Enrico’s monthly debt repayment totals \$ 242.60+\$ 90.10=\$ 332.70.

Transportation Costs

The certified pre-owned vehicle Enrico would like to buy costs \$ 15,000. The best rate he can find as a first-time car buyer with no assets or credit history is 9 \% compounded monthly with a 60 -month repayment period. Based on these figures, his monthly car payment will be

A_{\text {Car }}=\$ 15,000(A / P, 0.75 \%, 60)=\$ 15,000(0.02076)=\$ 311.40 \text { per month } .

Even though the car will be completely repaid after five years, Enrico knows that he will eventually need to replace the car. To accumulate funds for the replacement of the car, he wants to continue to set aside this amount each month for the second five years.

Insurance for this vehicle will cost \$ 1,200 per year, and Enrico has budgeted \$ 100 per month to cover fuel and maintenance. Thus, his monthly transportation costs total \$ 311.40+\$ 1,200 / 12+\$ 100=\$ 511.40.

Housing Costs

A nice two-bedroom apartment near Enrico’s place of work has a monthly rent of \$ 800. The rental office provided him with a monthly utility cost estimate of \$ 150 to cover water and electricity. Based on this information, \$ 800+\$ 150=\$ 950 per month has been budgeted for his housing costs.

Other Living Expenses

This expense category has troubled Enrico the most. While all the previous categories are pretty straightforward, he knows that his day-to-day spending will have the most variability and that it will be tempting to overspend. Nonetheless, he has developed the following estimates of monthly living expenses not already covered in the other categories:

Food $200
Phone $70
Entertainment $100
Miscellaneous
(clothing, household items) $150


Subtotal $520

Savings

Enrico wants to accumulate \$ 40,000 over the next 10 years to be used as a down payment on a condo. He feels that if he chooses relatively “safe” investments (CDs and bonds), he should be able to earn 6 \% compounded monthly on his savings. He must then set aside

A_{\text {Condo }}=\$ 40,000(A / F, 0.5 \%, 120)=\$ 40,000(0.00610)=\$ 244.00 per month to reach his goal.

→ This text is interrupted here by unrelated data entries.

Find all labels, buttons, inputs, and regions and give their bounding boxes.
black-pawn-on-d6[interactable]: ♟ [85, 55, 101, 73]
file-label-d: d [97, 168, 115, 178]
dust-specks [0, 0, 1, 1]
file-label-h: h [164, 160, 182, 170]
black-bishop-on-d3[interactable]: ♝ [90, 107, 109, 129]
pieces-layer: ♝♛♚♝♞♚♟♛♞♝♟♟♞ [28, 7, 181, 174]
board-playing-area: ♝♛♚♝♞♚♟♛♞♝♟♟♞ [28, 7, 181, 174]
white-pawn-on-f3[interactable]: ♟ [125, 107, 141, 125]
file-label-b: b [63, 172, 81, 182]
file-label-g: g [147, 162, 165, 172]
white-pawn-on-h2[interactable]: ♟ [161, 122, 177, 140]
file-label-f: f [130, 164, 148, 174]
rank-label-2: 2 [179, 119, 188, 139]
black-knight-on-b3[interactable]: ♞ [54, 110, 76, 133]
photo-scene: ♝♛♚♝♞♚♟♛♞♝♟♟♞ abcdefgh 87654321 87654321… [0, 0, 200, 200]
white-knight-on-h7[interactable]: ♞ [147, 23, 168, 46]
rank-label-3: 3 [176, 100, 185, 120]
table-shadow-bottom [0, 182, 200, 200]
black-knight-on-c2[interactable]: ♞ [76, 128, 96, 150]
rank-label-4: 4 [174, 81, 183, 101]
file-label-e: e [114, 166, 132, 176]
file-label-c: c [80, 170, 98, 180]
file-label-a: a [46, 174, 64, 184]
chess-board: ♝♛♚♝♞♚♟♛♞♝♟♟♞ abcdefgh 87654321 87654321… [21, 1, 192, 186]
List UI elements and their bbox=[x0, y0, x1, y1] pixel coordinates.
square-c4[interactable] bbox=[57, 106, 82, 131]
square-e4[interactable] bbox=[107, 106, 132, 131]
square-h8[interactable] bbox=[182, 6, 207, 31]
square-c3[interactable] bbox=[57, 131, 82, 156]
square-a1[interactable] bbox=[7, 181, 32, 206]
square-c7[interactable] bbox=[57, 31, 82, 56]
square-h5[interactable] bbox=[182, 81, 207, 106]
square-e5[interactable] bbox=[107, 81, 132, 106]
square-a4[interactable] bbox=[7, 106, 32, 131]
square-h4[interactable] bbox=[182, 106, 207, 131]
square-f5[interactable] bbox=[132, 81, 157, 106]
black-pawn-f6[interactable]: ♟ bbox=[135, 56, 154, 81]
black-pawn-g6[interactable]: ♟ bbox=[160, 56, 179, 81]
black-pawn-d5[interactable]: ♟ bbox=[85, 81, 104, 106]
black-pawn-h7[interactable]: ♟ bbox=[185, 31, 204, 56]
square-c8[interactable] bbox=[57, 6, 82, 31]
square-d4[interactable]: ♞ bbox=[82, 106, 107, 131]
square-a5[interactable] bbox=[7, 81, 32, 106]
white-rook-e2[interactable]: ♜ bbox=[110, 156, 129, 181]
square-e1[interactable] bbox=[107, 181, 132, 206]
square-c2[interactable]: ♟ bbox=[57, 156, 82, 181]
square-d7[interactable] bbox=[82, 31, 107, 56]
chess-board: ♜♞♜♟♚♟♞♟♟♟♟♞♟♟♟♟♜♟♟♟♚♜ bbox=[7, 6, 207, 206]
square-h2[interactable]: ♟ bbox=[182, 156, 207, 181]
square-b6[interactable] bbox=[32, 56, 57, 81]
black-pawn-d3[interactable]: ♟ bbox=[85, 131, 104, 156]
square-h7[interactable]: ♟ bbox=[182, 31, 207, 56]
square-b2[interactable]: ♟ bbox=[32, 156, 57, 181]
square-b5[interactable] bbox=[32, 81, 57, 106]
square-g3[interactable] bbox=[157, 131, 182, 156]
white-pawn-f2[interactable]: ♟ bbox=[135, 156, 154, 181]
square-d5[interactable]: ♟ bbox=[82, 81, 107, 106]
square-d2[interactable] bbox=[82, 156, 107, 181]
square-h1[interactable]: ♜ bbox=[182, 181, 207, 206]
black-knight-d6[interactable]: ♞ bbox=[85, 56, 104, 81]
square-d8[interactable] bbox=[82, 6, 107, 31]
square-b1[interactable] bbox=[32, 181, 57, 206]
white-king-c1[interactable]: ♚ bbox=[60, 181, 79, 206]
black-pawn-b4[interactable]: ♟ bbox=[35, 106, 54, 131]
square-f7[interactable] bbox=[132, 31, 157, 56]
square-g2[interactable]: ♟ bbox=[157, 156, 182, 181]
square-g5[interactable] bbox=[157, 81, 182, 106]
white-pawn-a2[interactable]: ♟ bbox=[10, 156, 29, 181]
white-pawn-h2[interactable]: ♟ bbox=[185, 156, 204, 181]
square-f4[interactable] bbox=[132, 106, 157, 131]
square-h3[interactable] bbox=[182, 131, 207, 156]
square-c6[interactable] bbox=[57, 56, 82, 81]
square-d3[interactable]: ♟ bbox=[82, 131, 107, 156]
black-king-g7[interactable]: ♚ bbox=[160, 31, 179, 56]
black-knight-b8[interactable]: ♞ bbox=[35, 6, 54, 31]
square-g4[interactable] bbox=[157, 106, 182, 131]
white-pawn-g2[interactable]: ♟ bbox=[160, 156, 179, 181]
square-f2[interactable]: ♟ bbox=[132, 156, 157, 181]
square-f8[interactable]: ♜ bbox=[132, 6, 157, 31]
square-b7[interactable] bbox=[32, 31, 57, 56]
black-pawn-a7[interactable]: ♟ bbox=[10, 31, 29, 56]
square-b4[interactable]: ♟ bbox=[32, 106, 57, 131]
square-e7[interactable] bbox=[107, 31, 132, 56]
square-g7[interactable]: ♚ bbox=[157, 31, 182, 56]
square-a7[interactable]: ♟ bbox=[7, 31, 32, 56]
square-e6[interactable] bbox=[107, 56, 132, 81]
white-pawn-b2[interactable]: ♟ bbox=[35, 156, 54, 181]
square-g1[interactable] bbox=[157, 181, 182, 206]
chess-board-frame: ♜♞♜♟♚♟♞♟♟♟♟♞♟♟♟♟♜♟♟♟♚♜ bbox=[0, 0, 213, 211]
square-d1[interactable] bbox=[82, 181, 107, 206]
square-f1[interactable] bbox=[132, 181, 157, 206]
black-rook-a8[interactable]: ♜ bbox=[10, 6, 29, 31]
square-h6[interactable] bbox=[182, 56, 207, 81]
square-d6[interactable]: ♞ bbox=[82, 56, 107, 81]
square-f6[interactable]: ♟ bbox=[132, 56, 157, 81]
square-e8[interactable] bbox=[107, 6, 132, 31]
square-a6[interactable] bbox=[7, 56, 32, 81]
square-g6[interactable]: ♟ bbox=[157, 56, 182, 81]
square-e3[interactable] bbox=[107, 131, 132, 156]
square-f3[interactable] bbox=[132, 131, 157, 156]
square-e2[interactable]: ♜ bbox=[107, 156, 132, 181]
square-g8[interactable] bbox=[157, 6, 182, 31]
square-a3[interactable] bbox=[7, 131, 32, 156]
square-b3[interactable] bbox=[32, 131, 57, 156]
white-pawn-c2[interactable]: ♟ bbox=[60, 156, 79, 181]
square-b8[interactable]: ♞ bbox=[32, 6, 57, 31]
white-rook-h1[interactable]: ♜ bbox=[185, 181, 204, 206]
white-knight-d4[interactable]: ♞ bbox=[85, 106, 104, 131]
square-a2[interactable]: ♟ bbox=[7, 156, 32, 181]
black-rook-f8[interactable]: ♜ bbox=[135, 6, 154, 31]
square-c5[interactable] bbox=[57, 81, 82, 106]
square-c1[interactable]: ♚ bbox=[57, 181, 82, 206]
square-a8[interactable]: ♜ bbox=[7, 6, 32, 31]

Enrico’s gross monthly starting salary is \$ 48,000 / 12=\$ 4,000. Based on the information gathered from his family, he estimates his monthly net (take home) pay to be \$ 4,000(0.80)=\$ 3,200. His monthly retirement savings will then be \$ 3,200(0.10)=\$ 320. Thus, the total amount to be set aside each month for the future is \$ 244+\$ 320=\$ 564.

Monthly Financial Plan

Based on the preceding calculations, the following table summarizes Enrico’s monthly financial plan.

Net Income Expense
Salary $3,200
Debt repayment $332.70
Transportation costs 511.40
Housing costs 950.00
Living expenses 520.00
Savings 564.00
Total $3,200 $2,878.10

Enrico is aware that he has not explicitly accounted for price increases over the next 10 years; however, neither has he increased his annual salary. He is hopeful that, if he works hard, his annual salary increases will at least cover the increase in the cost of living.

You congratulate your friend on his efforts. You feel that he has covered the major areas of expenses, as well as savings for the future. You note that he has \$ 3,200-\$ 2,878.10=\$ 321.90 of “extra” money each month to cover unanticipated costs. With this much leeway, you feel that he should have no problem meeting his financial goals.